Time Magazine interviews ISU counselor for article on ‘Freshman Blues’

Anna Conover

The expertise of one Iowa State counselor has proved to be so extensive that a Time Magazine reporter felt it was important to interview her for an upcoming article.

Nancy Corbin, director of clinical services for Student Counseling Services, will be quoted in the article “Freshman Blues,” to be published on Nov. 1.

“It was the first time that I’ve talked with anybody from the national press,” she said of her interviews with Time reporter Amy Dickinson.

Corbin, a counselor since 1975, has been working with students at ISU since July 1998.

The interviewing process took only one day.

“It happened very quickly,” she said. “It was a done deal within a matter of 24 hours.”

The article in Time focuses on the adjustment of college life for freshmen and their families.

Corbin said the adjustment is very difficult because students are making decisions that will affect their adult lives, and they put extreme pressure on themselves to get good grades as a measure of their success.

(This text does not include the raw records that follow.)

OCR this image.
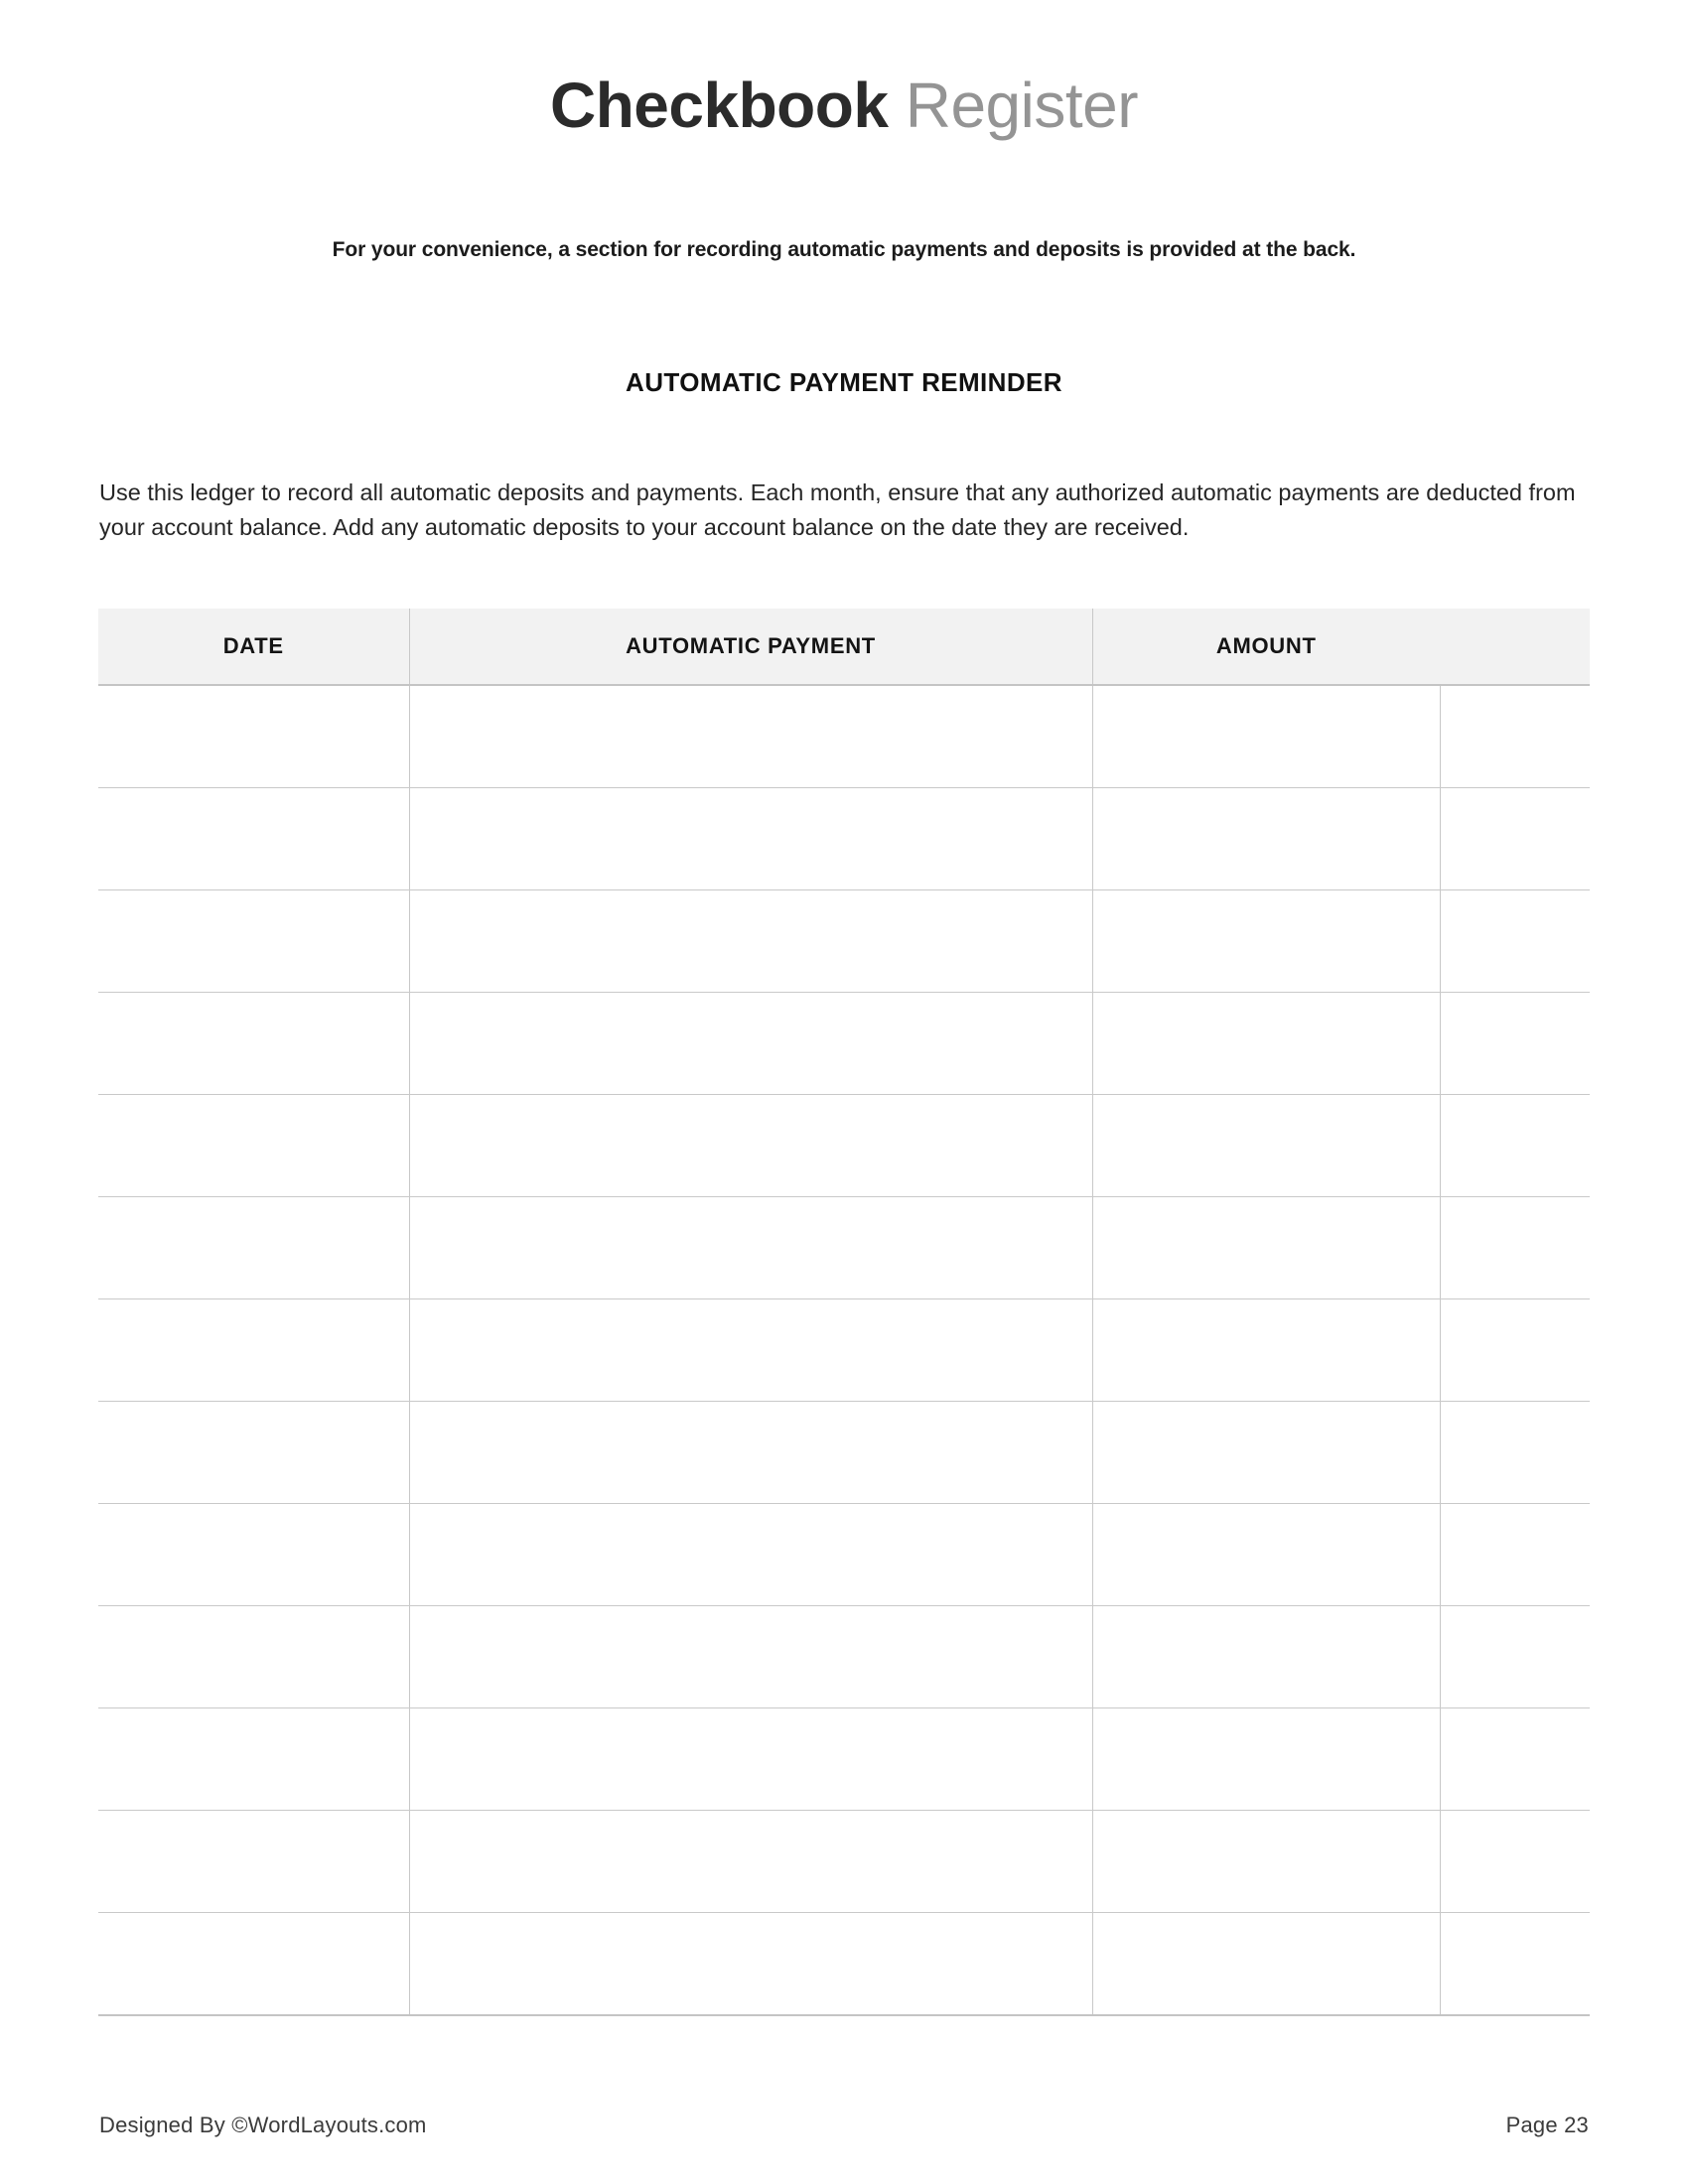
Checkbook Register

For your convenience, a section for recording automatic payments and deposits is provided at the back.

AUTOMATIC PAYMENT REMINDER

Use this ledger to record all automatic deposits and payments. Each month, ensure that any authorized automatic payments are deducted from your account balance. Add any automatic deposits to your account balance on the date they are received.

DATE	AUTOMATIC PAYMENT	AMOUNT	

Designed By ©WordLayouts.com	Page 23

“Grades are only one aspect of success,” she said. “We’re advocating that students not only look at external things that define who they are but internal.”

In the article, Corbin is quoted as saying, “They have ‘point-and-click’ expectations.”

She said this quote means that students need to be patient with their growth processes while at college.

“I want students to remember that they are going through a huge transition and that homesickness and other adjustments to transitions are quite normal,” she said.

Corbin said everyone adjusts to college differently.

“Some students adjust in a week, others in a semester, and still others never feel this is the right place for them,” she said.

The balance between feeling comfortable at school and going home is important, Corbin said.

“Students have to find the right way to stay in touch at home and also create a life for themselves here,” she said.